Climate change with adverse impacts on the environment, economy, and society requires marketing to change current attitudes and behaviors towards sustainable production and consumption, and thus climate change is interrelated to marketing. However, no body of literature has comprehensively investigated the connections and relationships between climate change and marketing. This study examined such connections and relationships from a bibliometric approach using Web of Science and Scopus databases from 1992 to 2022. The search strategy utilized topic and title/abstract/keyword search. The search query retrieved 1723 documents. VOSviewer and Biblioshiny were utilized to analyze data on authors, keywords, institutions, countries, sources, citations, and co-citations. The findings showed an upward trend in the annual number of publications with the top three most productive countries being the USA, the UK, and Australia and the most productive institutions in the USA, New Zealand, and the UK. The top three author keywords were climate change, sustainability, and marketing. The
Sustainability
journal ranked first in terms of productivity while
Energy Policy
in terms of citations.

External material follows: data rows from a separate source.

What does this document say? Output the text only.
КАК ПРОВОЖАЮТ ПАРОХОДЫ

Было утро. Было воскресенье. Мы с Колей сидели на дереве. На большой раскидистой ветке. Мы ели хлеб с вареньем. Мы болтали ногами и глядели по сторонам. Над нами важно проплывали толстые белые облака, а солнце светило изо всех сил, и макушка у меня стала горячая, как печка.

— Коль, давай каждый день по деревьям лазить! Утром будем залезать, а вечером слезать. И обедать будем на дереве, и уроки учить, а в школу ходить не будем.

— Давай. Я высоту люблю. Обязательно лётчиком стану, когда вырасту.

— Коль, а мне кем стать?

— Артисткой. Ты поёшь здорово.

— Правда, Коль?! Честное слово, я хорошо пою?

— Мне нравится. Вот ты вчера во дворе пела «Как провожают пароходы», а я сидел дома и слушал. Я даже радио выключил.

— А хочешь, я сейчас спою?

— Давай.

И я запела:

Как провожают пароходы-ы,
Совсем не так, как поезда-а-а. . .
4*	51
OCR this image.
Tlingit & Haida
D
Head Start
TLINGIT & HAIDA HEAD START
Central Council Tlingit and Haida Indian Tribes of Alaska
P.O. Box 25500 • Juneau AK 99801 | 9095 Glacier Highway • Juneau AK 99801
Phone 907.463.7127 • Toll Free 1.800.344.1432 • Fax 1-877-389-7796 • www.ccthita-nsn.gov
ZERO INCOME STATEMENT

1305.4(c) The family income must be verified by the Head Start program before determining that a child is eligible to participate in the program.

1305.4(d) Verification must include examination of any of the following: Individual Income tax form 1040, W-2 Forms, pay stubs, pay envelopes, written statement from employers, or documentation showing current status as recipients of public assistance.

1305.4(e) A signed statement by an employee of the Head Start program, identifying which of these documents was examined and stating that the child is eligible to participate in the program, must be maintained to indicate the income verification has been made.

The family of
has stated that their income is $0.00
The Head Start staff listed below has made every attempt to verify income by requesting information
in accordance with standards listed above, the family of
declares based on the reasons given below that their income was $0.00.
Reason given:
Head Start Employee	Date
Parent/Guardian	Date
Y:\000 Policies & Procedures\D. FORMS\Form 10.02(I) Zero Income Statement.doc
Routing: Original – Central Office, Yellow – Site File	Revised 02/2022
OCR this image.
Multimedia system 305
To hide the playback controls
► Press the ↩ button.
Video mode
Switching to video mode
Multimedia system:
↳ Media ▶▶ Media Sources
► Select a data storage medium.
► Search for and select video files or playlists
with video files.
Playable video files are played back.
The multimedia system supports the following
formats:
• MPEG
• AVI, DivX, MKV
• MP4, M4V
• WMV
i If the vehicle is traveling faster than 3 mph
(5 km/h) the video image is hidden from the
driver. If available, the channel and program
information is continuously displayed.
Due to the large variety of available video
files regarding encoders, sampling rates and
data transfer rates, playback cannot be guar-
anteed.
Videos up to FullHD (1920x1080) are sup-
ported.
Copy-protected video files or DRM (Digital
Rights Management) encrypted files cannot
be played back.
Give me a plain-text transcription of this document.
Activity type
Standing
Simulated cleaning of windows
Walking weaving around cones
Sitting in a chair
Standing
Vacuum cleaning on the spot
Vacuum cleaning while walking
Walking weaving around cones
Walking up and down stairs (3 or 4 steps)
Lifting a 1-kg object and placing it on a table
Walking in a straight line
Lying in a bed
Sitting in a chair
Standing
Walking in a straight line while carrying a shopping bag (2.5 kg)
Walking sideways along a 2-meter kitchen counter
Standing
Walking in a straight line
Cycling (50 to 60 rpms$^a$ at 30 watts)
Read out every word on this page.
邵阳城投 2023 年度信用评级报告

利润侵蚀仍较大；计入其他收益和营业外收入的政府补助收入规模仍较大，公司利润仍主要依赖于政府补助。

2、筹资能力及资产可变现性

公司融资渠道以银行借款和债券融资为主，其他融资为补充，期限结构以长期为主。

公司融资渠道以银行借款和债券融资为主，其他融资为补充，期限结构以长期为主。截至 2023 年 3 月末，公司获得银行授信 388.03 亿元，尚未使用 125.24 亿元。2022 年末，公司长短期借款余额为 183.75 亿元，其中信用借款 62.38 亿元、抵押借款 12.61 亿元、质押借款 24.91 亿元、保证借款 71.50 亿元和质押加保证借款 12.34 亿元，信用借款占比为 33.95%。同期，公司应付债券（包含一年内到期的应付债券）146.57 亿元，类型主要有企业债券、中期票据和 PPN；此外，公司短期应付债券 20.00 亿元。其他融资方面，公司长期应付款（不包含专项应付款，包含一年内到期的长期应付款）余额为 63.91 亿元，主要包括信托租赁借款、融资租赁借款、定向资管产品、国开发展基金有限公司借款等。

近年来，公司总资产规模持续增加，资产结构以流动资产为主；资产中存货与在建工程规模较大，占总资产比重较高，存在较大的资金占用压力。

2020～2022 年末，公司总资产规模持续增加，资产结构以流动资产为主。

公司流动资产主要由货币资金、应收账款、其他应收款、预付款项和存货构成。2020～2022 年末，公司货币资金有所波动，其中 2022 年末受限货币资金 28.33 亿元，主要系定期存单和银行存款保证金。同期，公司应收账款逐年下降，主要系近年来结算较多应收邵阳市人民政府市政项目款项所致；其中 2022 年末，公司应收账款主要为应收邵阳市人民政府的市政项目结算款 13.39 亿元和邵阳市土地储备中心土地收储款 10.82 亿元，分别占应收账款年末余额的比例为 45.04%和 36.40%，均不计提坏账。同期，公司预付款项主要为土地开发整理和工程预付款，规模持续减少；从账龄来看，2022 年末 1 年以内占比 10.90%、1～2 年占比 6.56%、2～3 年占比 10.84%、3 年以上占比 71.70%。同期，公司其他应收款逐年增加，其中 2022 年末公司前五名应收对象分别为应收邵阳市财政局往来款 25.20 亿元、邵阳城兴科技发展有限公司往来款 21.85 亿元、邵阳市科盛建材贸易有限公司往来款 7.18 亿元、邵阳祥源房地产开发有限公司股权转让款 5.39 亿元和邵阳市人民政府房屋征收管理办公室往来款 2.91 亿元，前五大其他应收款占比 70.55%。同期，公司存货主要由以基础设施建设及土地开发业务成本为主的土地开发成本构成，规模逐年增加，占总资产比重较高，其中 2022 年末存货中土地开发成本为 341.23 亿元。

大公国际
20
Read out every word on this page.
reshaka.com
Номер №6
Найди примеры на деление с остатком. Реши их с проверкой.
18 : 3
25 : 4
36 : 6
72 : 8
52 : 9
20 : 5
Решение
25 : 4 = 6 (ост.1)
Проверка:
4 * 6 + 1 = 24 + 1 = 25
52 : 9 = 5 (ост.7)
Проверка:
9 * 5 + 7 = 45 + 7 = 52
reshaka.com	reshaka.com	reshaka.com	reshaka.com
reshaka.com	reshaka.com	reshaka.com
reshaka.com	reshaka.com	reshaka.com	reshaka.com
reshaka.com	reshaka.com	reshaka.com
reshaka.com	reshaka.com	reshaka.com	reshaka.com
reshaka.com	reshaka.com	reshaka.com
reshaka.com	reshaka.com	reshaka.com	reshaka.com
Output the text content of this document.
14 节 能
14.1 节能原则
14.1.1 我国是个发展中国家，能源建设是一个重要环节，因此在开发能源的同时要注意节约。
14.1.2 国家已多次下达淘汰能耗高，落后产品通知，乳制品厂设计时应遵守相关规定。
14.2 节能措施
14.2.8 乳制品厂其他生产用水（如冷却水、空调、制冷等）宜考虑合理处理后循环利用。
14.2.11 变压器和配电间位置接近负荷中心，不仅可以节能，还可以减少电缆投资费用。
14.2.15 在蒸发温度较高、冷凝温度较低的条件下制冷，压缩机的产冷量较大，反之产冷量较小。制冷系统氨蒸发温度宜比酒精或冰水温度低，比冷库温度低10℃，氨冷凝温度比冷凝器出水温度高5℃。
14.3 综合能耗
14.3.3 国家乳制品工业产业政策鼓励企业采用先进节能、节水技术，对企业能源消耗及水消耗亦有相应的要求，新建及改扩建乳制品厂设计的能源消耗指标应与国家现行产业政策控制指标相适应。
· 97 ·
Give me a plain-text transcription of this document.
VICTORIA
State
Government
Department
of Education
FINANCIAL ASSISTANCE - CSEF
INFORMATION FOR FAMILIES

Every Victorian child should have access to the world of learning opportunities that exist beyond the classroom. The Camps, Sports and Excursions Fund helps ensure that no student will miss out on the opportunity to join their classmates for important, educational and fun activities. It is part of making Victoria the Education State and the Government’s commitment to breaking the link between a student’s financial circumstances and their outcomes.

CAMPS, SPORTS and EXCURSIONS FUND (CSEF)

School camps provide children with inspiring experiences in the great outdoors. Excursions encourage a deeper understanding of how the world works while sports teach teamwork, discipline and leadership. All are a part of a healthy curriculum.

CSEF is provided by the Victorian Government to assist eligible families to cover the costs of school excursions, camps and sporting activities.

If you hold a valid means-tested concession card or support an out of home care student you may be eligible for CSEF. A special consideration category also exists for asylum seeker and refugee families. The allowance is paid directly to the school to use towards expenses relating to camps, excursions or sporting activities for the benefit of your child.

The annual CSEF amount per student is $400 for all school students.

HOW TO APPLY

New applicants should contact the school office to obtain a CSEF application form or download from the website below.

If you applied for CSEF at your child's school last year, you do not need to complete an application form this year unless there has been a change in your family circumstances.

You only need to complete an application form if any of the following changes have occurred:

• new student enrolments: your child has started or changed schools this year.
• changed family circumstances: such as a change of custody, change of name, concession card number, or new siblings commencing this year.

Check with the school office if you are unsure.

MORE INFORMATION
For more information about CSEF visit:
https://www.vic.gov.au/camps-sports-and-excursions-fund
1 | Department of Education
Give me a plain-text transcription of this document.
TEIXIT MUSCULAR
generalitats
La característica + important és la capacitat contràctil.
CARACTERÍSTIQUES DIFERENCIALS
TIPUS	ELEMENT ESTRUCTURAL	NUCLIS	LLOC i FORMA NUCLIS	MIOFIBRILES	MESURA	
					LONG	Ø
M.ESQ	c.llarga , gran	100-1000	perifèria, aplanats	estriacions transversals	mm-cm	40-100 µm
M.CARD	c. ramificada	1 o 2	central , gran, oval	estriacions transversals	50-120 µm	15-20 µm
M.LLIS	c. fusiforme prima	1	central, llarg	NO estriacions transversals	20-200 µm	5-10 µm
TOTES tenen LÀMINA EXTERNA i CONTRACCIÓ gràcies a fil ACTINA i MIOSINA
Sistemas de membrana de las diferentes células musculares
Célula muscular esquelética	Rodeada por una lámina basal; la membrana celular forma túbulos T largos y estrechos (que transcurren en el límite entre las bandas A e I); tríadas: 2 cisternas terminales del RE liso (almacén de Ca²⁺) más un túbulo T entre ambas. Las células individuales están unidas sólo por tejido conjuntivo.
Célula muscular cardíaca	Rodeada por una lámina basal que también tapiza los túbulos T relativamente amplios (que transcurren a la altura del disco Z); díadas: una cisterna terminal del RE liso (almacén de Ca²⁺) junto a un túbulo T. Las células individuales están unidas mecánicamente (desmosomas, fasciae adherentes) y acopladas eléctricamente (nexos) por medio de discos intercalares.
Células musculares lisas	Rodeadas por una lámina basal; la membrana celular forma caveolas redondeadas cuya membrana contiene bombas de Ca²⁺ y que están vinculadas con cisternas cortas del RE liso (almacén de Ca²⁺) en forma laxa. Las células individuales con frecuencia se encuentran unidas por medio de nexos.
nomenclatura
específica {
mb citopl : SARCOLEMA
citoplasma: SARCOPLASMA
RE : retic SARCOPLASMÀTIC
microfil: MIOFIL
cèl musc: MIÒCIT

International collaborations were mostly between developed countries also known as Global North Countries, and collaborations between these countries and developing and developed countries should be encouraged. During the COVID-19 pandemic, the number of documents increased, and research themes altered. Research on energy, innovation, insect farming, and carbon management is a top priority. The results proved that most studies were conducted outside the field of marketing.